Zero placement fees. Global Nurse Force operates a zero-cost candidate model — costs are borne by the hiring U.S. hospital sponsor in compliance with the WHO Global Code of Practice on the International Recruitment of Health Personnel. The candidate pays only government-mandated costs (NCLEX exam fee, CGFNS application fees, consular interview fee, passport, travel) which together total approximately USD $1,500-3,000 depending on state.
Where in India does Global Nurse Force operate?
Global Nurse Force's India office is in Kochi, Kerala (3/106 Parappillil Building, Kannadikadu, NH66 Bypass, Maradu, 682304). Country Head: Joseph Cherian. We work with candidates from all Indian states — Kerala, Tamil Nadu, Karnataka, Andhra Pradesh, Punjab, Maharashtra, Delhi NCR, and others — via in-person consultations in Kochi or virtually nationwide.
Which Indian English exam is accepted? OET, IELTS, or PTE?

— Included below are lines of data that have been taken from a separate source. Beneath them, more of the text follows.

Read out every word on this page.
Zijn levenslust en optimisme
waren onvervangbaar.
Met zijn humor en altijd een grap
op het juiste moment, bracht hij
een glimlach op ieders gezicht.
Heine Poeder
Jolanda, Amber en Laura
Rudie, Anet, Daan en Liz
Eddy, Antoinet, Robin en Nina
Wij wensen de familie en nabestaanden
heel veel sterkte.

OET and IELTS are both accepted. For nurses with Indian BSc Nursing where coursework was in English, CGFNS may waive the language exam entirely after document review — Global Nurse Force will assess your eligibility for this waiver during the free credential review. Most Indian candidates take OET (test designed specifically for healthcare professionals) because the medical-context content tends to favour clinically-trained candidates.
What U.S. states do Indian nurses commonly land in?
Global Nurse Force has placed Indian nurses across many U.S. states — Texas, California, Florida, New York, Georgia, North Carolina, Missouri, Ohio are common. Your placement state depends on which partner hospital extends the job offer; you can express preferences, but the offer drives the location. The Nurse Licensure Compact (NLC) gives you license portability across 40+ states once you hold an active multi-state license.